ÑAM ÑAM
POR CYNTHIA ROBLES WELCH
Recién levantada en la mañana, modorra y despeinada, con los ojos a medio abrir camino hacia la cocina y encuentro una veintena de juguetes por doquier. Un paso antes de llegar al refri, ¡ouch!, un intenso dolor en el pie, lo levanto y veo un lego incrustado que detona de mi boca: ‘‘Roccoooooooooo’’, de esos que tienen un tinte de dolor y otro de de-sesperación.
¿Cómo es que llegamos cada año a acumular tanta cosa? Plastiquitos, plasticotes, juguetitos y juguetotes que creo que sólo fueron tocados por las manos de mi hijo un par de veces. Analizo y no hay forma de parar esta locura del consumismo desmedido. Yo no soy muy asidua de comprarle juguetes, mi pasión es comprarle libros.
Entre los regalos de la familia, las piñatas y las visitas esporádicas a alguna feria me doy cuenta de que aunque uno intente parar el consumismo, a veces éste se cuela, por lo que activo mi escudo protector hablando con él de las pequeñas cosas de la vida.
Hace unas semanas tuvimos la fortuna de hacer un viaje a la playa, Rocco llevaba justo lo necesario para subsistir: un par de libros, unos cuantos legos; suficiente. Suelo viajar sin aparatos electrónicos y menos cuando es con la familia, para que logremos conectarnos con la naturaleza, y esta vez no fue la excepción. A veces, reconozco, sí es cansado, pero el ‘‘veo, veo’’, las adivinanzas y los acertijos son mi salvación.
Desde que llegamos al mar invariablemente resulta expansivo verlo jugar con las olas, juntar piedritas, conchas y cualquier cantidad de cosas que se va topando en el camino.
‘‘Mira mamá cangrejos, oaoooo…’’, y sus expresiones son de locura.
Mi experiencia favorita fue ponernos a partir almendras con piedras a la orilla del mar, costumbre que con nostalgia y cariño recuerdo de mi niñez. Mi hijo, a su vez, maravillado, como logrando pepitas de oro que podía comerse, y no
había más.
El éxtasis del viaje fue cuando se me ocurrió hacerle notar que todas las palmeras tenían muchos cocos. “¿Cocos mamá?’’ Y por la “ideota” de la mamá, todavía le sugiero al conductor: “Andale, paremos el auto y bajemos por uno”.
Parados bajo un cocotero repleto, me entró el nervio de que uno fuera a caernos, así que mi idea me empezó a causar estrés. El niño feliz, escogiendo entre los cocos que ya estaban en el piso. Tomó uno entre sus manos y le nació el amor por su coco.

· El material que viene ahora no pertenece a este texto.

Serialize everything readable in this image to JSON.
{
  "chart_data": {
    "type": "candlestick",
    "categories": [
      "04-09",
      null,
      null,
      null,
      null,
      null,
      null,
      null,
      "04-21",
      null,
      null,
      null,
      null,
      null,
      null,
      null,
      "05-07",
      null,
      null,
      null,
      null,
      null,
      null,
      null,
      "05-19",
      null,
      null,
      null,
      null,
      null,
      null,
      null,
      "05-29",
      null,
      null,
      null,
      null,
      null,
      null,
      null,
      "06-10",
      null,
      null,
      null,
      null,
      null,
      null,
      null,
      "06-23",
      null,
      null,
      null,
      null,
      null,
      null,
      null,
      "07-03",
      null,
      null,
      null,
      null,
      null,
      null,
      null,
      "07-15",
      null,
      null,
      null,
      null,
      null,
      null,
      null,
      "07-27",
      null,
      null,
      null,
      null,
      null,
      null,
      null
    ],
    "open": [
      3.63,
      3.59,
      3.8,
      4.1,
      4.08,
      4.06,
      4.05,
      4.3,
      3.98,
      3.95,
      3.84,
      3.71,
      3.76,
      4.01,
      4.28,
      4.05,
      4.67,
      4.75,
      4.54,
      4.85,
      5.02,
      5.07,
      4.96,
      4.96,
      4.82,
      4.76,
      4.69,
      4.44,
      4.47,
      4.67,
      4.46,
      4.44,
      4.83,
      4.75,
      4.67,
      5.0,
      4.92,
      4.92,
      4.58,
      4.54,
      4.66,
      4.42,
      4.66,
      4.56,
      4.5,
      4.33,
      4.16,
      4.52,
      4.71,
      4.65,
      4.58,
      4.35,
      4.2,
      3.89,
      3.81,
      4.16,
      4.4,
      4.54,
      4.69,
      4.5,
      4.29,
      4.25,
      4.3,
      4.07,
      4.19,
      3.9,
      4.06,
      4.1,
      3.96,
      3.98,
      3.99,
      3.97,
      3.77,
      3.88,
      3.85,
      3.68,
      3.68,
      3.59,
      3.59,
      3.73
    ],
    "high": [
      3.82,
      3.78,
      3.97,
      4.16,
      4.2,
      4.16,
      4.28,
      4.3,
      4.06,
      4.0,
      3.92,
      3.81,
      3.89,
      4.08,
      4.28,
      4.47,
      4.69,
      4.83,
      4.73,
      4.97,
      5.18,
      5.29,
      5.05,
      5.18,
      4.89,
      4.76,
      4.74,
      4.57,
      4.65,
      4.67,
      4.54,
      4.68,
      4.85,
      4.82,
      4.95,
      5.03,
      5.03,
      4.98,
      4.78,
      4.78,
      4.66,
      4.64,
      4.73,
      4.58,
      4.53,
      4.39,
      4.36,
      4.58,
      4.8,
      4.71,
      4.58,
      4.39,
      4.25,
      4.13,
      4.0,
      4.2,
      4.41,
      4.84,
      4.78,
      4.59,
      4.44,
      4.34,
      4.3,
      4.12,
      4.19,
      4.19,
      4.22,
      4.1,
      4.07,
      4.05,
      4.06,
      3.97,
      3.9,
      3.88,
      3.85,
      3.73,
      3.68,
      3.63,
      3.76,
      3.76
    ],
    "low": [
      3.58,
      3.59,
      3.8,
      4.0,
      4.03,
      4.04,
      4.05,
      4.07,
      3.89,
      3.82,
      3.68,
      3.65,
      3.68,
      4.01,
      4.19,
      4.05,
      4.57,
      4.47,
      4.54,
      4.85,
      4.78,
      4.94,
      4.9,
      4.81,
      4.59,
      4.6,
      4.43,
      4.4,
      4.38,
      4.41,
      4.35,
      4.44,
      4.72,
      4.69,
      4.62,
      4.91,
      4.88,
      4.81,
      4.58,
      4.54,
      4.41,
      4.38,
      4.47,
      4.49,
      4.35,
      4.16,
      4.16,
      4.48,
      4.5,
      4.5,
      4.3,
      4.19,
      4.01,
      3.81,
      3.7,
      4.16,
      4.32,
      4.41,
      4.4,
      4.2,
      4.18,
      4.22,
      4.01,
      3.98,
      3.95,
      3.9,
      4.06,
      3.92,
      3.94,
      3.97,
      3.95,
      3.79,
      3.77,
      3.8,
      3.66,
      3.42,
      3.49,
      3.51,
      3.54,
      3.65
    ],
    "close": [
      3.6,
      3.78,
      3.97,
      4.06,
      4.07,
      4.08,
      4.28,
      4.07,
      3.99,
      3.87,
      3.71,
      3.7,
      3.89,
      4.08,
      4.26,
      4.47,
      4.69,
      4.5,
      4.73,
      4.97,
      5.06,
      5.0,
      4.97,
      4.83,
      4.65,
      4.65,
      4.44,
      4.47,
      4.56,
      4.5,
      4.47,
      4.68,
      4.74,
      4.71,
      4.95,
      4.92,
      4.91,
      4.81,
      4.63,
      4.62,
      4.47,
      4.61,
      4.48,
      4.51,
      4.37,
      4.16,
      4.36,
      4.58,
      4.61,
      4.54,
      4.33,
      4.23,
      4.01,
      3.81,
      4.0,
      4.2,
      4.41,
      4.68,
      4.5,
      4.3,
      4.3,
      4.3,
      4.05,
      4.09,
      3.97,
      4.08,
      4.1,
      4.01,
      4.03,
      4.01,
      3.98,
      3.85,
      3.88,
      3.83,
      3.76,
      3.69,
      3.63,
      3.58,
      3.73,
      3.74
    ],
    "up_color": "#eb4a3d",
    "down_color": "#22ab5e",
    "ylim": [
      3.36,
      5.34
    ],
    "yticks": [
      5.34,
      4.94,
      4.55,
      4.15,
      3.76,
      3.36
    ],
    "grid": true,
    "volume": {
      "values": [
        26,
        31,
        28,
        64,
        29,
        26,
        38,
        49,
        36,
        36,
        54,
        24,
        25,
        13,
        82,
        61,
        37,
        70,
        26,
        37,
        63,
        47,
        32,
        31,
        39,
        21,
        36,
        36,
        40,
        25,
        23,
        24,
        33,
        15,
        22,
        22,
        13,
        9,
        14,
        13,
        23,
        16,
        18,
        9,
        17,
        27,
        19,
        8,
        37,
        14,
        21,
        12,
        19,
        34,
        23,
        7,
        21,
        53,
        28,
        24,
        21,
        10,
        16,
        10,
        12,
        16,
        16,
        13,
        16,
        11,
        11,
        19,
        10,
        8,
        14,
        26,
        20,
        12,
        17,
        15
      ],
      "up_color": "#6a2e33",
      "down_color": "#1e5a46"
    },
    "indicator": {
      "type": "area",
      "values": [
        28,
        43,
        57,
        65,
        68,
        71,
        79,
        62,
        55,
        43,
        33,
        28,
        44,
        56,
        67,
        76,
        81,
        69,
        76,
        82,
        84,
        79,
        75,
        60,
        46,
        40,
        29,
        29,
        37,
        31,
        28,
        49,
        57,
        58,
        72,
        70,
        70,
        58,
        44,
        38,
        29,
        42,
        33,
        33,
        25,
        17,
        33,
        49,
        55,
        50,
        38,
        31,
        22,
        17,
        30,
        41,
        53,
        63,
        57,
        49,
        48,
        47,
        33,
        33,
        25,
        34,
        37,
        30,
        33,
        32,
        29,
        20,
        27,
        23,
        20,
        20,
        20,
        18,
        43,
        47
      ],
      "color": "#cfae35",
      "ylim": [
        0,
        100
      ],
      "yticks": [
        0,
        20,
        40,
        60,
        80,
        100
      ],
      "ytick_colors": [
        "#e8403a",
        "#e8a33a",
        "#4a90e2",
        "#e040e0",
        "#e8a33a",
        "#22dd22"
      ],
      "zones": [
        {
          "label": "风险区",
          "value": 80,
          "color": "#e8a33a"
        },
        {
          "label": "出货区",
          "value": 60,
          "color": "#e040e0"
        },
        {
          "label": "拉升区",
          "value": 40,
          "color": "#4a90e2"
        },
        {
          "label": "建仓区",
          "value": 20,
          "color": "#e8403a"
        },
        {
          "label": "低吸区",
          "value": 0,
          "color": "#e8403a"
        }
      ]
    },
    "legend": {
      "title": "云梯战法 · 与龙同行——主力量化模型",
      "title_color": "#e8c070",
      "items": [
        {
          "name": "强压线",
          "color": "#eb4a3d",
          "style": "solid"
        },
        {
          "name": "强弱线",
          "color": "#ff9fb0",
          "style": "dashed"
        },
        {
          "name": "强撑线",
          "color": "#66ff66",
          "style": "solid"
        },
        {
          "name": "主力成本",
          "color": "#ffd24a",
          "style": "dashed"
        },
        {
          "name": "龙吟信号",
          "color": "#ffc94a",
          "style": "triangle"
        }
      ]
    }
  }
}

A donde íbamos quería llevarlo; el coco y él se volvieron inseparables, hasta durmió con él. De regreso a casa, me dijo: ‘‘Mamá, me quiero llevar a mi coco a Monterrey’’. Ya me veía yo en el aeropuerto con mi hijo y coco, pero al final le cumplimos su deseo; llegando al aeropuerto se hicieron los trámites necesarios para que el coco pudiera volar hacia Monterrey. Sin embargo, al pasar la banda de seguridad, aunque ya lo habían autorizado, nos confiscaron el coco, porque tenía agua en el interior. ¡Increíble!, la cara de Rocco se tornó triste y no paró de llorar. Me pidió, incluso, que le tomara una foto con su coco, aunque después de un rato ya andaba en otra cosa, la pasión y el amor que le causó el coco me hizo preguntarme: “¿se puede amar tanto a un coco?”.
Llegando a Monterrey le conseguimos otro y él muy feliz lo recibió. Ahora mismo el coco está en la entrada de la casa y Rocco se encarga de darle la bienvenida todos los días, constituyendo un momento memorable de su vida. Creo que en algunos años esta anécdota será una llave para conectarse con su esencia.
Hoy en la mañana, cuando me desperté y caminaba a paso firme hacia el refrigerador, modorra y despeinada, a paso firme, de repente volví a gritar: ‘‘Roccooooo’’, ya no era un lego, ahora fue un caracol que estaba incrustado en mi pie.